Therapy can help you:

1. Understand what’s really going on

Performance anxiety is rarely just about what’s happening in the moment. Therapy helps uncover what’s fueling the anxiety, whether it’s past experiences, shame, fear of failure, or relational dynamics. You get to explore your story in a safe, supportive space.

2. Interrupt the anxiety-thought cycle

In therapy, you’ll learn how to identify and challenge anxious thoughts before they spiral into shutdown or panic. This might involve CBT techniques, mindfulness practices, or somatic awareness, all aimed at helping you stay present and grounded during intimacy.

3. Reconnect with your body

Performance anxiety pulls you out of your body and into your head. Therapy helps you rebuild a relationship with your body that feels safe, attuned, and responsive, not judgmental or critical.
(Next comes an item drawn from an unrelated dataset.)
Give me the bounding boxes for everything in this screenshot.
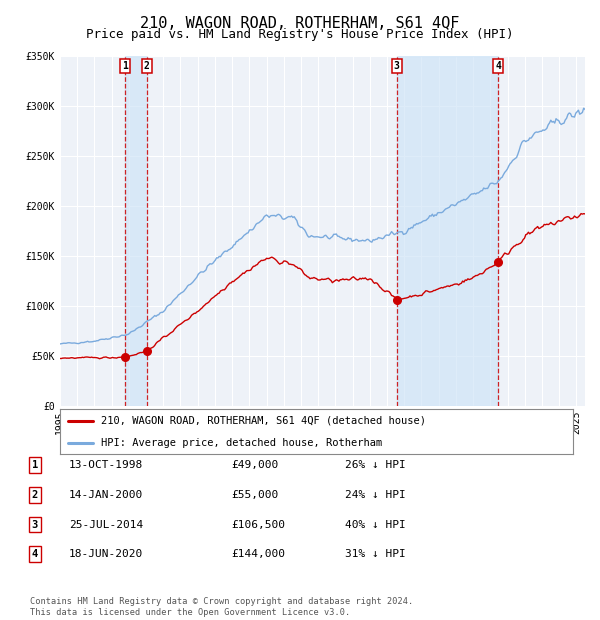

This can be especially healing for people who’ve experienced dissociation or discomfort during sex.

4. Communicate with your partner more openly

If you're in a relationship, therapy can support both of you in having honest, shame-free conversations about sex. You’ll learn to express needs, set boundaries, and understand each other’s triggers so sex becomes a space of trust, not pressure.
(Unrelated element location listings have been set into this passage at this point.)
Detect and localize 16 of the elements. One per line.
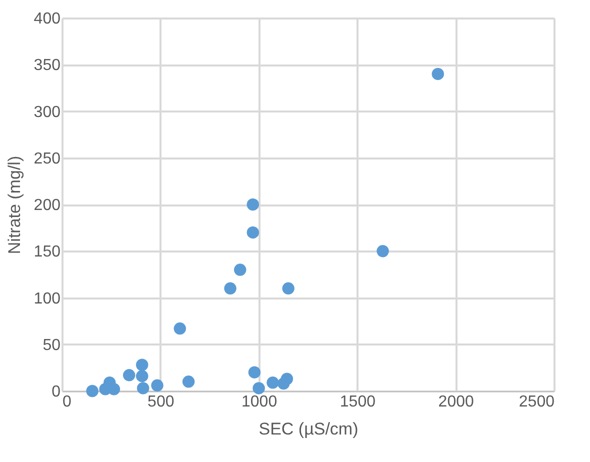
x-tick-label: 500 xyxy=(148,394,174,410)
y-tick-label: 250 xyxy=(34,150,61,168)
x-axis-title: SEC (µS/cm) xyxy=(258,420,358,438)
y-tick-label: 150 xyxy=(34,244,61,261)
x-tick-label: 0 xyxy=(62,394,72,410)
y-tick-label: 100 xyxy=(34,290,61,308)
y-tick-label: 300 xyxy=(34,104,61,121)
x-tick-label: 2000 xyxy=(438,394,474,410)
y-tick-label: 50 xyxy=(42,336,61,354)
y-tick-label: 200 xyxy=(34,197,61,214)
x-tick-label: 1000 xyxy=(242,394,278,410)
y-tick-label: 350 xyxy=(34,57,61,74)
x-tick-label: 1500 xyxy=(340,394,376,410)
x-tick-label: 2500 xyxy=(518,394,555,410)
y-axis-title: Nitrate (mg/l) xyxy=(4,156,24,254)
y-tick-label: 400 xyxy=(34,10,61,28)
5. Heal from past experiences

Whether you’ve been through trauma, rejection, or simply years of sexual avoidance, therapy offers a chance to heal. You don’t have to carry the weight of old experiences into every intimate moment.
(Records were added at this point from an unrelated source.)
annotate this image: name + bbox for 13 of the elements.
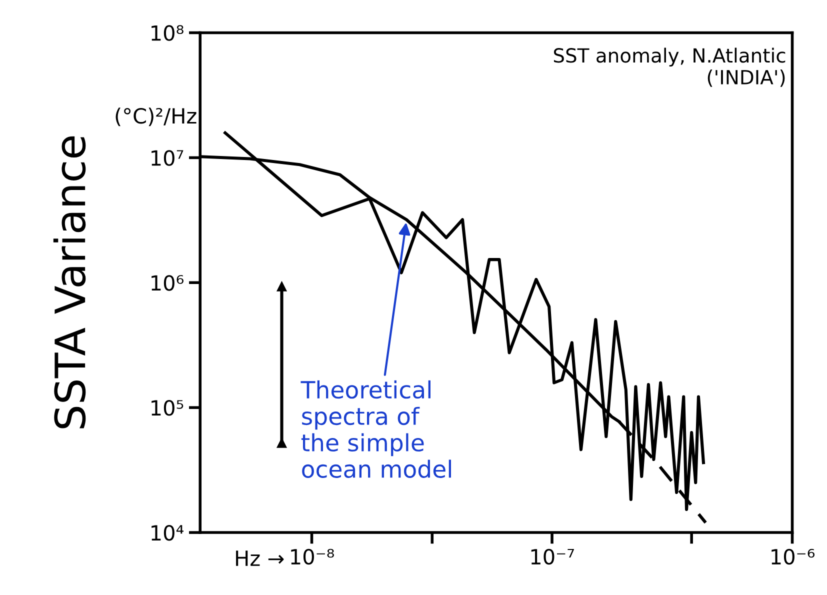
- y-tick-label: 10⁷: [152, 150, 184, 166]
- y-tick-label: 10⁶: [152, 275, 184, 291]
- y-axis-title: SSTA Variance: [53, 136, 86, 428]
- x-tick-label: 10⁻⁷: [531, 548, 574, 565]
- annotation: SST anomaly, N.Atlantic ('INDIA'): [554, 48, 786, 87]
- y-tick-label: 10⁸: [152, 25, 184, 41]
- text: (°C)²/Hz: [116, 108, 196, 126]
- x-tick-label: 10⁻⁶: [772, 548, 815, 565]
- y-tick-label: 10⁵: [152, 400, 184, 416]
- annotation: Theoretical spectra of the simple ocean model: [300, 380, 451, 478]
- y-tick-label: 10⁴: [152, 524, 184, 541]
- x-tick-label: 10⁻⁸: [291, 548, 334, 565]
- x-axis-title: Hz →: [236, 550, 284, 566]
6. Create a new sexual narrative

Instead of sex being about performance, pressure, or expectation, therapy helps you define what you want sex to mean. Perhaps it’s connection, pleasure, playfulness or safety or a combination. You get to rewrite the script.

What to Expect in Sex Therapy

You don’t have to show up with all the answers. You don’t need to be in crisis. You just need to be willing to be curious and honest with yourself and your therapist.

We’ll create a space that’s affirming, nonjudgmental, and tailored to you. Some clients come for individual therapy; others come as a couple. Either way, therapy is always consent-based, collaborative, and deeply respectful of where you are in your journey.

We often hear clients say things like:

“I wish I’d started this sooner.”

“I am so relieved I found you to help us.”

“I thought I was broken, but I just needed someone to help me understand what was really going on.”

You’re not broken. You’re human. And you don’t have to figure this out alone.

Sex Therapy in Chicago

At Embrace Sexual Wellness, we offer specialized comprehensive care in sex therapy that targets your goals. While we are based in Chicago, Illinois, we’re also licensed to support clients in Idaho, Indiana, Kansas, and Louisiana. Whether you're local or working with us virtually, you’ll receive compassionate, expert care grounded in science and rooted in human connection.

TLDR

Sexual performance anxiety can make intimacy feel like a test you’re always failing, but it doesn’t have to stay that way. Therapy can help you understand your anxiety, shift your mindset, reconnect with your body, and build a sex life that actually feels good for you and your partner. You don’t need to power through, shut down, or pretend everything’s fine. You can talk about it. You can work on it and find new strategies to approach intimacy with more ease.